Soon after, we started receiving large orders from Louis Licari’s, a high-end Fifth Avenue salon in Manhattan. That location was the first place where customers could buy our products outside of our brownstone in Brooklyn.
Next, to meet the overwhelming demand, we picked up our first retailer—Sodafine, a hip consignment shop on DeKalb and Vanderbilt in Clinton Hill run by these two cool white girls. They were actually our second intended stop. We first visited another hip thrift shop on Fulton Street, in Fort Greene, operated by a duo who used to feature those magnificent soul album covers in their storefront. Without skipping a beat, they told Titi they were not interested in carrying Miss Jessie’s. When we walked int
o Sodafine, located on the parlor floor of a brownstone, the owners stared blankly at us. We must have said something right in our pitch, because the more we spoke about our product, the more receptive they became, and soon we were negotiating a deal. We had no idea what we would sell it to them for, but we were so desperate to get the product in a public space and out of our house that we came up with a 60/40 split in their favor. The young female owner, Rebecca, called us back later and said, “Why don’t we do it for 50/50?” We were relieved by her suggested split and jumped on it. That original deal was the same one we used with our retail partners for many years.

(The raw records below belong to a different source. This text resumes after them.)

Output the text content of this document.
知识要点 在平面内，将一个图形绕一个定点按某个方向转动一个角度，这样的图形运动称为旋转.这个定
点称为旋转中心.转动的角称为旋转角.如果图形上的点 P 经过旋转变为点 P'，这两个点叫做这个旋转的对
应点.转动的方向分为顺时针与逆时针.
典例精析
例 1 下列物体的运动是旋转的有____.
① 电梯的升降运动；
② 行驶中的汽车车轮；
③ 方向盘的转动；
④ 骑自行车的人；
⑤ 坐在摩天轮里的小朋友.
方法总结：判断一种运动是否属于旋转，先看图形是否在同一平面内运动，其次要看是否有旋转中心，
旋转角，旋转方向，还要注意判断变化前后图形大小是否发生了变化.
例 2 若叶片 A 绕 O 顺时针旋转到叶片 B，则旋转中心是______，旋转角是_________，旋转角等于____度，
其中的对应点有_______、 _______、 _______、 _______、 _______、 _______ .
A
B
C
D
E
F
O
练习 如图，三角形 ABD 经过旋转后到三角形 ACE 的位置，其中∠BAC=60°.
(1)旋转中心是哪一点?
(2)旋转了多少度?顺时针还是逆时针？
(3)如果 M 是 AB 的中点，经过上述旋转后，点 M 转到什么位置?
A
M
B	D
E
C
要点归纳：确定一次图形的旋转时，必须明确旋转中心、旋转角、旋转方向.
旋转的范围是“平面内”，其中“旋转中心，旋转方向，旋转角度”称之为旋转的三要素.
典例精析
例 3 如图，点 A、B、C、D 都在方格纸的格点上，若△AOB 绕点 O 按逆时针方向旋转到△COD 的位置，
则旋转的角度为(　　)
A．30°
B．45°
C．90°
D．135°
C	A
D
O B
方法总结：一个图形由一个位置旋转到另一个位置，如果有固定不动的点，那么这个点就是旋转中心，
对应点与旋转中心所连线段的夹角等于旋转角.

This transaction meant that when women knocked on our door in Bed-Stuy, we had a place to send them. Sodafine quickly informed us that they couldn’t keep enough product on the shelves; before long, our product ended up accounting for a huge portion of their overall sales. In 2004, it was thirty-eight dollars for a professional-salon-sized sixteen-ounce jar. Women traveled for miles to buy Curly Pudding from Sodafine.
With our new local distribution at Sodafine, I wanted to direct new customers who wanted our product to Sodafine so we took out local ads in the Park Slope Reader (focusing on the Park Slope section of Brooklyn) and Our Time Press (focusing on Bedford-Styuvesant, Crown Heights, Clinton Hill, and Fort Greene). We understood that we needed to chronicle and capture this new hair aesthetic—free-form Afro curly hair. By this time we’d learned how to shoot our own pictures and invested in photography equipment—everything from cameras, fancy lenses, lighting, to backdrop paper—because we did not have the money to pay photographers while building our business back up. We were expert at turning kinks to curls at this point and asked one of our clients, writer/director Dominga Martin, if we could shoot her and her Miss Jessie’s curls. She said yes and we knew we produced the first ad in the world showcasing this new hair trend—no one else was doing or even thinking about it at the time.